The hawk, golden wings rustling in a stiff, cold breeze, floats above the prairie, eyeing its prey.  A tiny movement in the sea of grass probably stirred the majestic beast from the powerline that served as a makeshift perch: The hawk takes to the air with a speed that defies my poor eyesight’s ability to follow it through the sky.

It seems to halt in midair, its wings now spread wide, catching the currents of the invisible force that stirs the brush and ripples the waters of the nearby creek, the sky framing the scene in a background of china blue and wispy clouds, floating like ghosts in a sea of eternity.

Three longhorns stand by a fence near the powerline.  The red one, his face marked with a narrow ribbon of white that looks like a desperate West Texas stream in summer, pokes his snout through the wire, turning as if to follow the course of the mighty bird of prey, as symbolic of this land in its own way as the rangy, ornery longhorns themselves.  

The longhorn’s glance seems like an act of acknowledgement from one king to another, though the hoofed monarch lost his plains kingdom long ago, becoming a logo for sports teams and “Cow Town” itself, instead.

Maybe he is saying goodbye.

The golden missile darts for the target and disappears from view, then is back again, heading for the powerline loft with something in its talons I can’t make out.

I’m watching from the rear-view mirror, you see, and the kids are hollering at me to hurry up—we’re late for Girl Scouts, or choir, or something.  I can’t remember what.

But the hawk takes his time.  And those longhorns have all the time in the world.

Or do they?  Do we?

Up ahead, the earthmovers aren’t taking their time in demolishing yet another stretch of prairie, making room for Heaven-knows-what.  And Heaven, existing outside our manic world of timecards and schedules and second hands and deadlines, does know what.  I decide it’s better that we don’t, sigh, and speed up again.

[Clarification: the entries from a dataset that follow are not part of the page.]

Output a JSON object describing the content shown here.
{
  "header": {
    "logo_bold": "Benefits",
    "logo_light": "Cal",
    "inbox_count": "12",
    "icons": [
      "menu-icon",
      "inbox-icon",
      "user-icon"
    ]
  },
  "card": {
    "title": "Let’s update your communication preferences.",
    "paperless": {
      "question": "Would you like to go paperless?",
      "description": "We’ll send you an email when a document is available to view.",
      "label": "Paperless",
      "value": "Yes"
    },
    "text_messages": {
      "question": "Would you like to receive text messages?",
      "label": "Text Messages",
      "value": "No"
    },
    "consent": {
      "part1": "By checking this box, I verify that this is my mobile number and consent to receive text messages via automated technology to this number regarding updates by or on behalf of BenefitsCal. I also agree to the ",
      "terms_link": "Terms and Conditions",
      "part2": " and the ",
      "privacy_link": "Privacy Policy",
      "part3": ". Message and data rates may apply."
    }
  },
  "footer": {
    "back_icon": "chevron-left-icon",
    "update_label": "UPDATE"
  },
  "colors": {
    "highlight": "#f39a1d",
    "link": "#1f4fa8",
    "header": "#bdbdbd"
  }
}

This is no world for coasting, not even here.  The roads and powerlines and radios and cell phones take care of that.  They won’t leave us alone.

And the schedule says that patch of ground—ugly, I guess, in the eyes of the absentee planners who bracket our lives in neat segments of manmade time—has to go, making way for a housing development (something like “Whispering Oaks,” maybe) or a strip mall, one indistinguishable from thousands of others.  For the planners are now making war on geography itself, rendering the habitat of the homegrown Texan as endangered as that of the hawk, unaware that his days are numbered here.

Central Standard Time, Greenwich Mean Time, Break Time!, Quality Time—whatever you call it, it amounts to No Time Left for You.  And no place, either.

I’m driving too slowly again, seemingly creeping along.  Though I’m a person who doesn’t like to be late—I’ve always seen that as a breach of good manners—I just let it go.  Then somebody hollers something like Hurry up! Did you know that the so-and-so’s set their clocks ahead 30 minutes so that they won’t be late for anything?

Heaven help them.  

So I speed up a little and remember a friend who, having heard my mother had been ill, took some time to call me on Christmas Day.  Oh, I’ve got time, he says, for my daughter and my wife now.  Been laid off.  I say we’ll pray for him, and he comes back with “Thanks, but don’t you all worry about me, now, I’ll sign up for those classes I was meaning to take and get something better.  Nothing but time, old friend.”  I hung up, aching a little inside, since I hadn’t thought to call that old friend in 20 years.

But time flies.

Everybody seems calmed down now, as if they can read my mind, but I know I’m not a hard one to figure.  

When we get where we are going, I open the door and hug my daughter.  Not to worry, little one, we have all the time in the world.